Мэр улыбается, покачивая головой. Я знаю, о чем он сейчас думает: сколько искренности в моих самообличениях и сколько в них набожной лжи.

*

Неужели я и вправду отношусь к тем фанатичным католикам, которым на каждом шагу мерещится грех и они раскаиваются во всех своих мнимых проступках? Я бы сказал, что нет.

Если солдатский обед приготовлен вкусно, я ем с наслаждением. Если мэр угощает меня стаканом вина, не отказываюсь. Сейчас, когда есть возможность, ежедневно по полчаса бултыхаюсь в ванне: теплая вода смыла с меня многослойную грязь, расслабила мышцы, привыкшие подтягивать тело и вдавливать его как можно сильнее в землю.
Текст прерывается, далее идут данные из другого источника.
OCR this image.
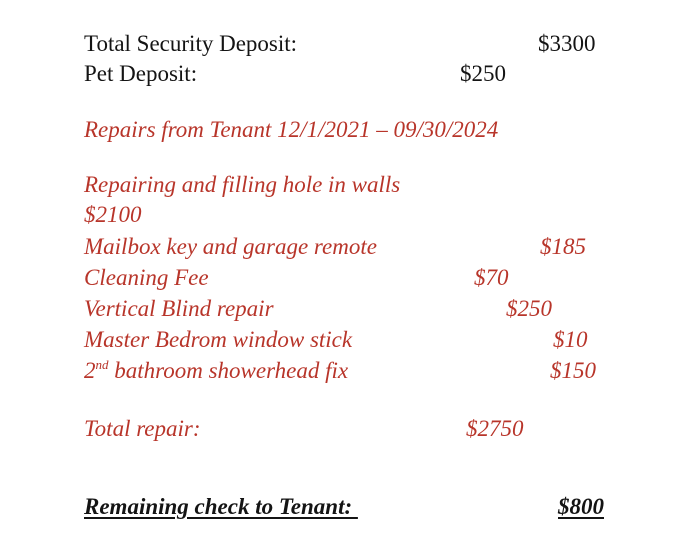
Total Security Deposit:	$3300
Pet Deposit:	$250
Repairs from Tenant 12/1/2021 – 09/30/2024
Repairing and filling hole in walls
$2100
Mailbox key and garage remote	$185
Cleaning Fee	$70
Vertical Blind repair	$250
Master Bedrom window stick	$10
2nd bathroom showerhead fix	$150
Total repair:	$2750
Remaining check to Tenant:	$800
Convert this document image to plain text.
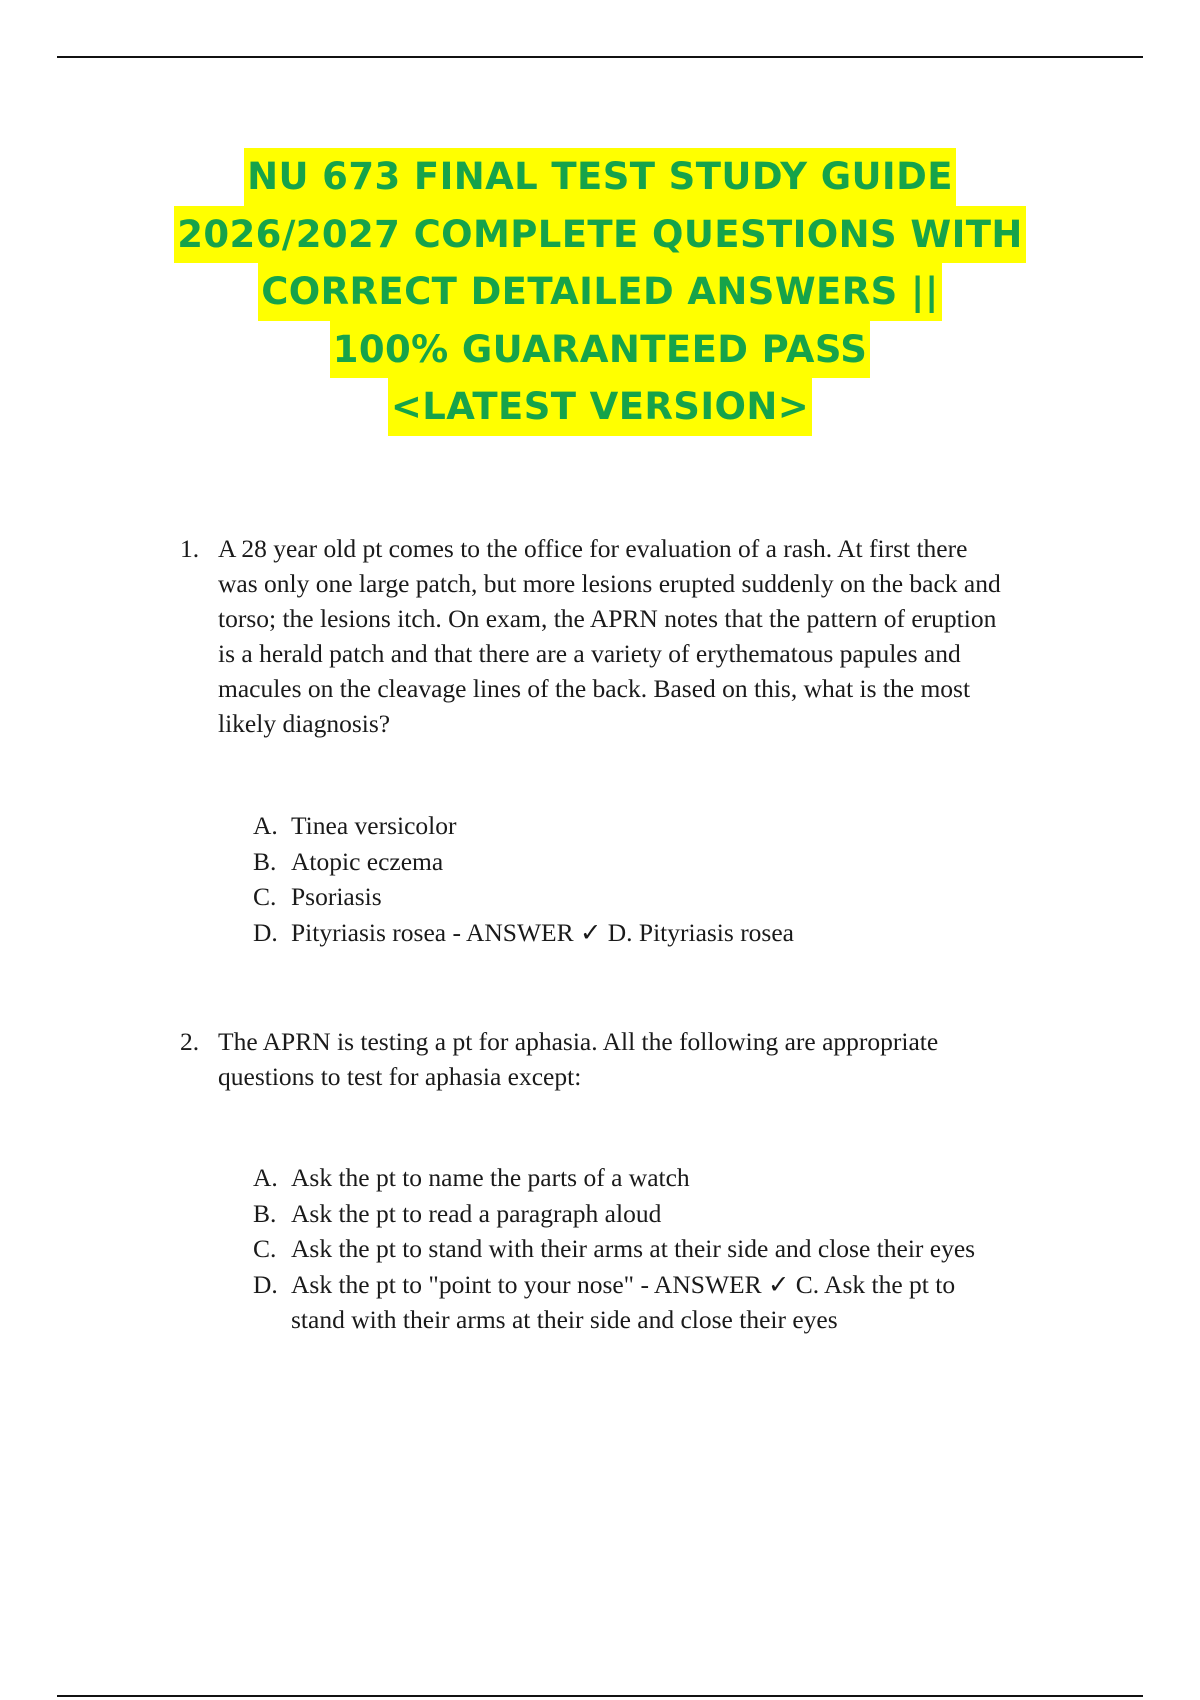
NU 673 FINAL TEST STUDY GUIDE
2026/2027 COMPLETE QUESTIONS WITH
CORRECT DETAILED ANSWERS ||
100% GUARANTEED PASS
<LATEST VERSION>
1. A 28 year old pt comes to the office for evaluation of a rash. At first there
was only one large patch, but more lesions erupted suddenly on the back and
torso; the lesions itch. On exam, the APRN notes that the pattern of eruption
is a herald patch and that there are a variety of erythematous papules and
macules on the cleavage lines of the back. Based on this, what is the most
likely diagnosis?
A. Tinea versicolor
B. Atopic eczema
C. Psoriasis
D. Pityriasis rosea - ANSWER ✓ D. Pityriasis rosea
2. The APRN is testing a pt for aphasia. All the following are appropriate
questions to test for aphasia except:
A. Ask the pt to name the parts of a watch
B. Ask the pt to read a paragraph aloud
C. Ask the pt to stand with their arms at their side and close their eyes
D. Ask the pt to "point to your nose" - ANSWER ✓ C. Ask the pt to
stand with their arms at their side and close their eyes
В ванне я испытываю такое наслаждение, которое впору назвать греховным, хотя в действительности это всего лишь хорошее самочувствие. Я отношусь к тем священникам, которые делят тяготы с простыми солдатами; поэтому моя обязанность – быть в хорошей форме.

*

В моей профессии есть зрелищная сторона, которая мне нравится необычайно. Помню, когда я хотел сбежать из семинарии, где угнетала не столько железная дисциплина, сколько монотонное однообразие, меня удержала любовь к песнопению и литургии. Шло время, и чем глубже я постигал таинство ритуалов, тем сильнее меня привлекала та магическая роль, которую я должен разыгрывать перед верующими, латинский язык, которого они не понимали, перемещения из одной алтарной части в другую, коленопреклонения перед алтарем, церковная утварь – дароносица, кропильница, кадильница, книга на аналое, жест, которым благословляешь паству.

Будучи только что посвященным, я еще не ощущал всей той власти, которой преисполняешься, когда отпускаешь грехи и благословляешь: мне казалось, что я был лишь орудием, и не больше. Но каким-то иррациональным образом я был убежден, что только точность и торжественность жеста помогают претвориться милости к пастве, о которой взывали мои слова: рукой я вырисовывал в воздухе геометрически точный знак благословления, поклонялся всегда под одним и тем же углом, был всегда чинным и театральным.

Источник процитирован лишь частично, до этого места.